Forty-five days left to restore the Endangered Species Act

For nearly a decade I've enjoyed the privilege of hiking in Oregon's forests, rafting our rivers, and heading out somewhere beautiful to camp every chance I get. I feel really blessed to live in a state where the mountains, coastline, deserts, and rivers are brimming with life. For 35 years the Endangered Species Act has been protecting our state and our nation's most imperiled plants and animals. Contrary to criticisms that the ESA does not work from those who value economic gain over the protection of life, this keystone legislation has successfully prevented the extinction of 98 percent of all listed species.

On the way out the door, the Bush administration issued regulations gutting essential protections for endangered species. The first gives the fox permission to guard the henhouse. It allows federal agencies to proceed with habitat-destroying projects, such as the construction of mines, dams and roads, without consulting with biologists from the U.S. Fish and Wildlife Service to assess impacts to listed species. This regulation is inherently flawed because the revenue of the agencies involved is dependent on their projects moving forward. For example, the Bush administration tested this policy in 2003, and found that when allowed to self-consult over timber sales, the Forest Service and Bureau of Land Management violated the Endangered Species Act nearly 70 percent of the time.

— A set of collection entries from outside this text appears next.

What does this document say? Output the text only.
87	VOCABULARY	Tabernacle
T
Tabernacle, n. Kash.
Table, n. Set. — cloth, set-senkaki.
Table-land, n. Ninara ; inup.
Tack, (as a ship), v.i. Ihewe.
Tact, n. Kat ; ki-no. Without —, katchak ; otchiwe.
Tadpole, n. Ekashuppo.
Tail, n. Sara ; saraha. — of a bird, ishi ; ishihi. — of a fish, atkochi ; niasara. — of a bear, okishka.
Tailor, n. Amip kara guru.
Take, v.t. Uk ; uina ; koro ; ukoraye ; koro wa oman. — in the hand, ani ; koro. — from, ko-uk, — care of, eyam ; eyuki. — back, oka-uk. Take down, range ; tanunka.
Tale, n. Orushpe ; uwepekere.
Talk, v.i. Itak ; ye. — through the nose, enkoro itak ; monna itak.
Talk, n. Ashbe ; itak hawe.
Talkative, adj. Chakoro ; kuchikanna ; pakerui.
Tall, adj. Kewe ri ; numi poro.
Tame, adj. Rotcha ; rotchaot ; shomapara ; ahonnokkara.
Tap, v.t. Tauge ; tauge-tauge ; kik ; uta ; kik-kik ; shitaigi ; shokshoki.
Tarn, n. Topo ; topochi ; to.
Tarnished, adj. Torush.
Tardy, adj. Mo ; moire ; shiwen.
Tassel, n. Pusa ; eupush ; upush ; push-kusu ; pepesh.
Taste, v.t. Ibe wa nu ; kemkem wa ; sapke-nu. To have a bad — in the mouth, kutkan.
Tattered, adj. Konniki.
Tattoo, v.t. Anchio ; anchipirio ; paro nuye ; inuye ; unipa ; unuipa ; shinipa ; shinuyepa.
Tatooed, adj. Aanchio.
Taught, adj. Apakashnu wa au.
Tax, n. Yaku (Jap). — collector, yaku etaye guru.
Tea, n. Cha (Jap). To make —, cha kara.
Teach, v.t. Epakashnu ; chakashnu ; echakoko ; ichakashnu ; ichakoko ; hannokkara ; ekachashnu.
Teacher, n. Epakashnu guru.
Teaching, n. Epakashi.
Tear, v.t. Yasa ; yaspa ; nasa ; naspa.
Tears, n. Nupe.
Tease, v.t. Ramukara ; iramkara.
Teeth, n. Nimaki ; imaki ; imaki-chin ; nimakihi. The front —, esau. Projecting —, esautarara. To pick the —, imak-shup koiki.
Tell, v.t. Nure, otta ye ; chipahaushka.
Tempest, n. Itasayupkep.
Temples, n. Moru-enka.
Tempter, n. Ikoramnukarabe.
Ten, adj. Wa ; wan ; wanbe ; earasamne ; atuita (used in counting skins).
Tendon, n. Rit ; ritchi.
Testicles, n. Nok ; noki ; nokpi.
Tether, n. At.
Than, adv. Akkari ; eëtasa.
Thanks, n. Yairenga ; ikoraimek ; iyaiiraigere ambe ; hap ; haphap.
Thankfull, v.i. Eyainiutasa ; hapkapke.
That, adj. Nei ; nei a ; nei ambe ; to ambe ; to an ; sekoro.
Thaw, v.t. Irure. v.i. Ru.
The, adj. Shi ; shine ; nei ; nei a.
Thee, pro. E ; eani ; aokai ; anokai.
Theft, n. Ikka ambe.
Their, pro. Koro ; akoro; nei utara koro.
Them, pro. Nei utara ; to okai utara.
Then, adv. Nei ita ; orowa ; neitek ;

This regulation also exempts all greenhouse gas-emitting projects, including coal-fired power plants and federal fuel efficiency standards, from Endangered Species Act review. By 2050, nearly a third of the world's species could be committed to extinction if current levels of greenhouse gas emissions continue, according to the latest scientific estimates. The Endangered Species Act says that federal agencies must review any action they permit, fund or carry out that may affect listed species. Climate change undeniably threatens listed species, with more than half of federal endangered species recovery plans issued in the past three years identifying global warming as a threat.

A separate midnight regulation gives a blank check to oil companies and other greenhouse polluters to harm polar bears, even though the government's own studies show that climate change from such emissions is the primary threat to the polar bear's survival.

The short-sighted Bush policies weakening the ESA are the subject of active lawsuits by nine states, including Oregon, and by numerous conservation organizations. When the omnibus appropriations bill was signed into law on March 11, it gave Secretary of the Interior Ken Salazar the authority to immediately rescind these policies. With the stroke of a pen, Salazar can counter these illogical regulations, and restore protections to species whose very existence is hanging on political whim. But the secretary's authority to act, and to stand in favor of scientific and ecological integrity, expires on May 9. After that date, reversing these regulations will be an arduous process.

Part of what makes Oregon such an amazing place is the vitality of our wild lands. The survival of many of Oregon's species, such as the salmon in our rivers and the whales off our coast, is safeguarded by the Endangered Species Act. Salazar should immediately take action to defend the ESA and in so doing to defend the wild plants and animals that both depend upon and sustain us.

Tierra Curry is a conservation biologist with The Center for Biological Diversity in Portland.